RF models employed to discern tillage practices identified till-enriched taxa as the primary biomarkers for both prokaryotes and fungi. The fungal family Didymellaceae marking full tillage is a broad group populated with many species and occurs in diverse ecosystems, but most taxa are plant pathogens [73]. Nectriaceae, a fungal family marking reduced tillage, has around 900 species that use saprotrophic or plant pathogenic lifestyles [74], suggesting an important connection with decomposition and plant health under reduced tillage. Prokaryotic families marking full tillage included Chitinophagaceae, some species of which can decompose chitin [75] which is available in the soil from organisms including fungi and insects and is potentially enhanced by tillage-associated mortality of these groups.

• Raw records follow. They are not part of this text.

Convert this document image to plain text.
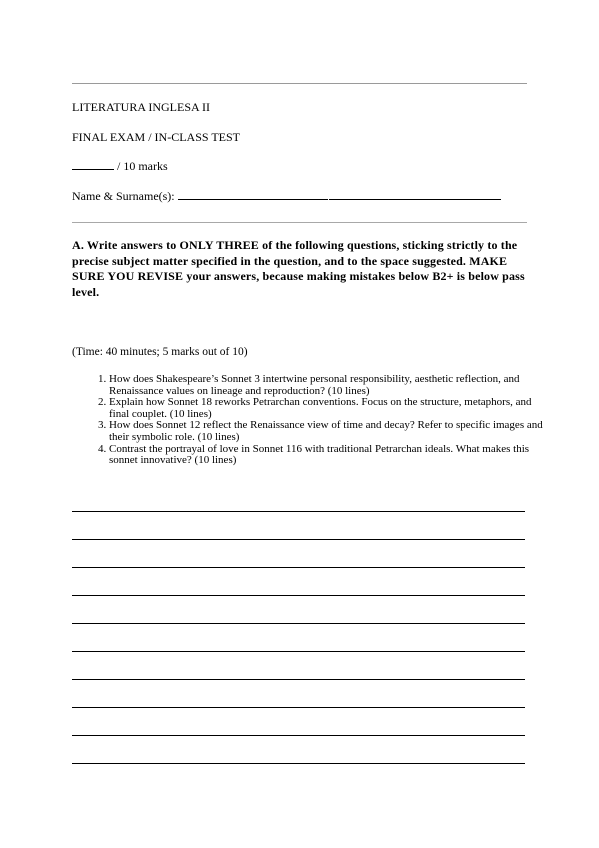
LITERATURA INGLESA II
FINAL EXAM / IN-CLASS TEST
/ 10 marks
Name & Surname(s):
A. Write answers to ONLY THREE of the following questions, sticking strictly to the precise subject matter specified in the question, and to the space suggested. MAKE SURE YOU REVISE your answers, because making mistakes below B2+ is below pass level.
(Time: 40 minutes; 5 marks out of 10)
1. How does Shakespeare’s Sonnet 3 intertwine personal responsibility, aesthetic reflection, and Renaissance values on lineage and reproduction? (10 lines)
2. Explain how Sonnet 18 reworks Petrarchan conventions. Focus on the structure, metaphors, and final couplet. (10 lines)
3. How does Sonnet 12 reflect the Renaissance view of time and decay? Refer to specific images and their symbolic role. (10 lines)
4. Contrast the portrayal of love in Sonnet 116 with traditional Petrarchan ideals. What makes this sonnet innovative? (10 lines)
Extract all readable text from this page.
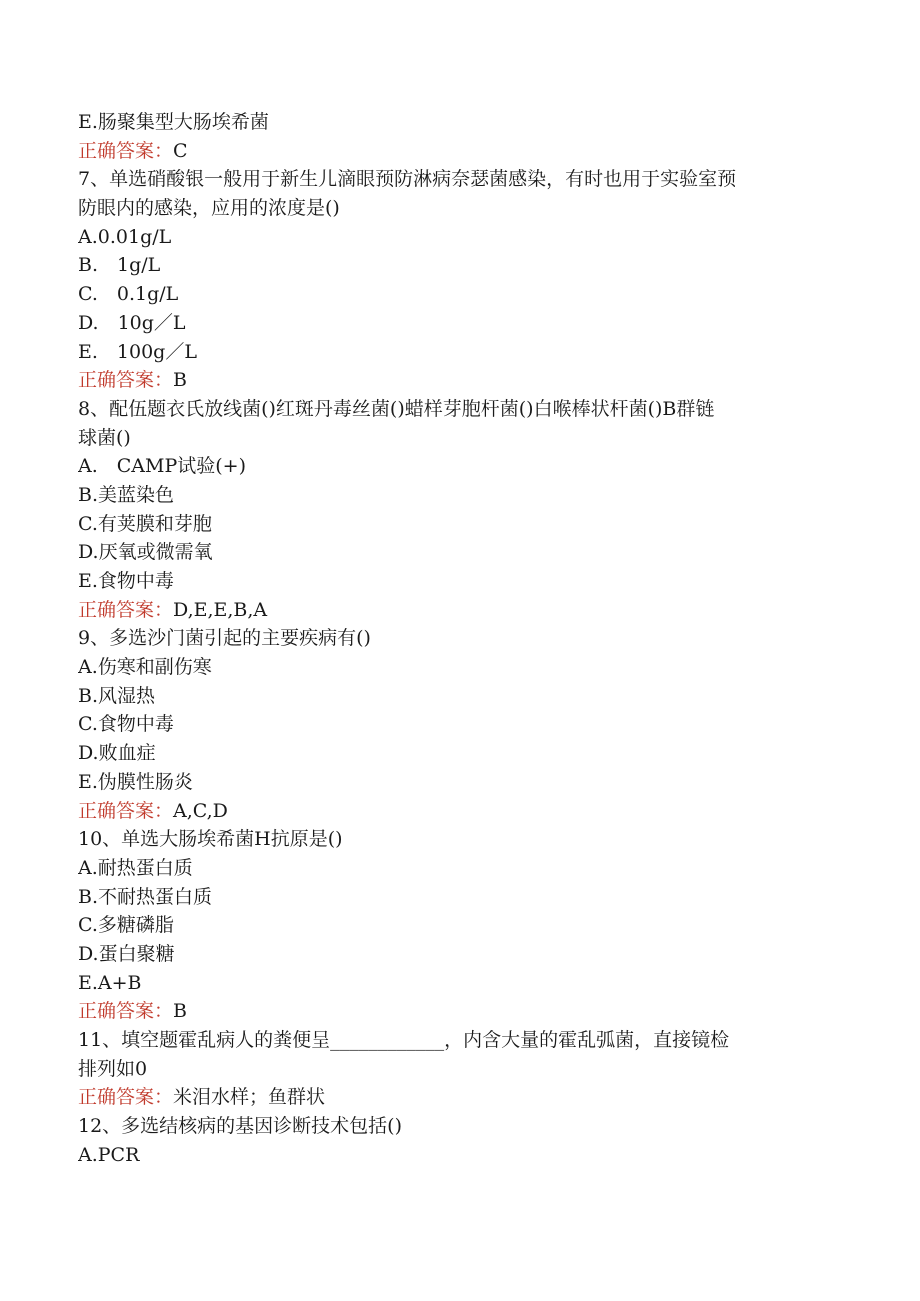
E.肠聚集型大肠埃希菌
正确答案：C
7、单选硝酸银一般用于新生儿滴眼预防淋病奈瑟菌感染，有时也用于实验室预
防眼内的感染，应用的浓度是()
A.0.01g/L
B.　1g/L
C.　0.1g/L
D.　10g／L
E.　100g／L
正确答案：B
8、配伍题衣氏放线菌()红斑丹毒丝菌()蜡样芽胞杆菌()白喉棒状杆菌()B群链
球菌()
A.　CAMP试验(+)
B.美蓝染色
C.有荚膜和芽胞
D.厌氧或微需氧
E.食物中毒
正确答案：D,E,E,B,A
9、多选沙门菌引起的主要疾病有()
A.伤寒和副伤寒
B.风湿热
C.食物中毒
D.败血症
E.伪膜性肠炎
正确答案：A,C,D
10、单选大肠埃希菌H抗原是()
A.耐热蛋白质
B.不耐热蛋白质
C.多糖磷脂
D.蛋白聚糖
E.A+B
正确答案：B
11、填空题霍乱病人的粪便呈____________，内含大量的霍乱弧菌，直接镜检
排列如0
正确答案：米泪水样；鱼群状
12、多选结核病的基因诊断技术包括()
A.PCR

Although AUC scores for cover crops were not strong, several important taxa were identified as biomarkers for fields with and without cover crops. In the family Herpotrichiellaceae, species Exophiala equina was associated with cover crops and previously has been found with root mycorrhizae [76]. Fungal family Dictyosporiaceae that was a biomarker for fields without cover crops contain saprotrophs and are globally distributed [77]. Prokaryotic biomarker from class Dehalococcoidia that was associated with cover crops has also been found to increase in previous agricultural fields after afforestation [78]. The genus of family Rhizobiaceae that was a marker for cover crops, Pseudaminobacter, is commonly found in agricultural soils and is related to bacteria that form root nodules; this genus also contains atrazine-degrading species [79]. Family Oligoflexia which indicated fields without cover crops, includes many predatory bacteria [80] that may be enhanced when root exudate sources of carbon are limited.